The objective of TWISTRONICS is to control this new degree of freedom, so-called twist, and use it to modify the topological properties of graphene/BN heterostructures. The way we do this is by designing heterostructures where the upper most layer is free to move when we push it using an AFM tip. Our unique experimental setup allow us to measure the electronic transport properties of the van der Waals heterostructures while changing the angle and therefore giving us an angular precision better than 0.2 degrees at room temperature. Using this angular control we will investigate the topological properties of graphene/BN heterostructures, knowing the relation of crystallographic alignment and the appearence of these properties will shed new light over the mechanisms responsible for the creation of these effects.

In the first phase of the TWISTRONICS project, we set up our low-temperature cryostat and refined our sample fabrication techniques. Additionally, we implemented new measurement techniques, including non-local electron transport. These non-local measurements are highly sensitive to electronic noise and connection schemes, which required us to adjust the architecture of our samples for proper implementation.
Using these advancements, we demonstrated that the crystallographic orientation of hexagonal boron nitride (BN) and bilayer graphene significantly impacts the formation of the valley Hall effect.

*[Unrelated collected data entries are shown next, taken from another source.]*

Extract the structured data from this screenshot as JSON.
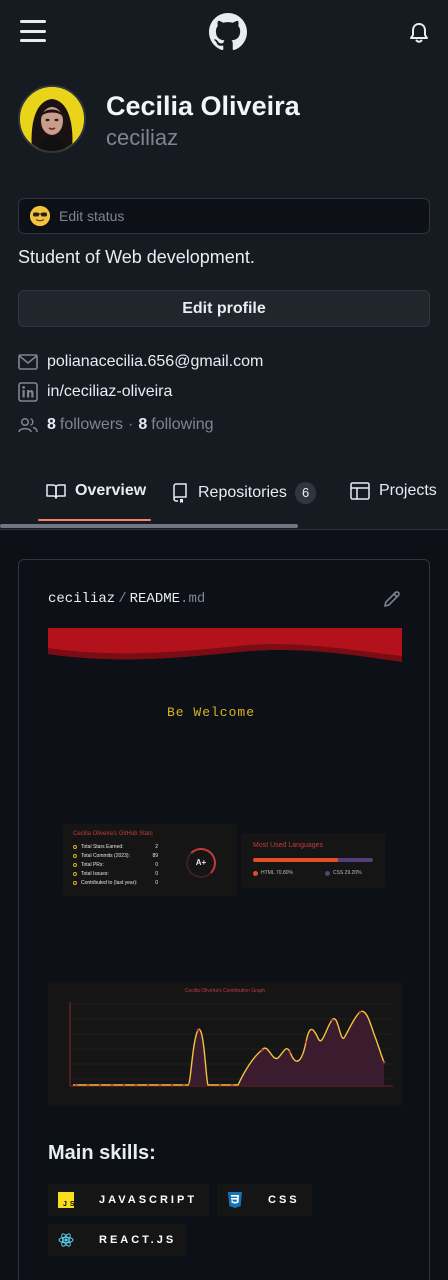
{
  "icons": {
    "menu": "hamburger-icon",
    "logo": "github-logo-icon",
    "notifications": "bell-icon",
    "email": "mail-icon",
    "linkedin": "linkedin-icon",
    "people": "people-icon",
    "overview": "book-icon",
    "repositories": "repo-icon",
    "projects": "table-icon",
    "edit": "pencil-icon"
  },
  "profile": {
    "name": "Cecilia Oliveira",
    "login": "ceciliaz",
    "status_label": "Edit status",
    "bio": "Student of Web development.",
    "edit_profile_label": "Edit profile",
    "email": "polianacecilia.656@gmail.com",
    "linkedin": "in/ceciliaz-oliveira",
    "followers_count": "8",
    "followers_label": "followers",
    "separator": "·",
    "following_count": "8",
    "following_label": "following"
  },
  "tabs": [
    {
      "label": "Overview",
      "selected": true
    },
    {
      "label": "Repositories",
      "count": "6"
    },
    {
      "label": "Projects"
    }
  ],
  "readme": {
    "owner": "ceciliaz",
    "separator": "/",
    "file": "README",
    "ext": ".md",
    "welcome": "Be Welcome",
    "stats_card": {
      "title": "Cecilia Oliveira's GitHub Stats",
      "rows": [
        {
          "label": "Total Stars Earned:",
          "value": "2"
        },
        {
          "label": "Total Commits (2023):",
          "value": "89"
        },
        {
          "label": "Total PRs:",
          "value": "0"
        },
        {
          "label": "Total Issues:",
          "value": "0"
        },
        {
          "label": "Contributed to (last year):",
          "value": "0"
        }
      ],
      "grade": "A+"
    },
    "languages_card": {
      "title": "Most Used Languages",
      "langs": [
        {
          "name": "HTML",
          "pct_label": "70.80%",
          "pct": 70.8,
          "color": "#e34c26"
        },
        {
          "name": "CSS",
          "pct_label": "29.20%",
          "pct": 29.2,
          "color": "#563d7c"
        }
      ]
    },
    "graph_title": "Cecilia Oliveira's Contribution Graph",
    "skills_title": "Main skills:",
    "skills": [
      "JAVASCRIPT",
      "CSS",
      "REACT.JS"
    ]
  },
  "colors": {
    "accent": "#f78166",
    "bg": "#0d1117",
    "surface": "#161b22",
    "border": "#30363d",
    "muted": "#7d8590",
    "banner": "#b3121d",
    "welcome": "#d8b31c",
    "graph_line": "#f2c33c",
    "graph_fill": "#3a1c2e"
  }
}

Specifically, we found that two perfectly aligned positions—0° and 60°—are not equivalent for bilayer graphene, contrary to expectations for hexagonal structures.
Following this, we developed dual-gated rotatable devices, allowing us to control another parameter of the heterostructure: the displacement field. This enabled us to understand the role of alignment in the development of an intrinsic crystal field and how it is influenced by the near-alignment commensurate state.
Surprisingly, we also observed a regime of anomalous gating effects, which turned out to be related not to graphene/BN alignment but to the alignment of the two BN layers. This phenomenon, observable even at room temperature, holds strong potential for applications in neuromorphic systems.

We demonstrated that electron transport properties of van der Waals heterostructures are strongly dependent on the atomic configuration of each leayer revealing that two in principle identical moire superlattices do not have the same intrinsic properties. Now that our system is working and it is well stablished we will use our new sample architectures and low temperature system to investigate the topological properties of these heterostructures. We have started with the quantum Hall effect in the non-identical moire formed by bilayer graphene/BN.

We have measured by the first time the twist angle dependence of the crystal field in a heterostructure, which results from the relative position of different atoms in the heterostructure. Also, we have demonstrated that the anomalous agting effect, previously associated with the presence of a moire superlattice, it is in fact related to the alignment between the two graphene layers.

Another very important result is the mapping in twist angle of the formation of quasi-Brillouin zones in heterostructures made of doubly aligned BN/Graphene/BN heterostructures.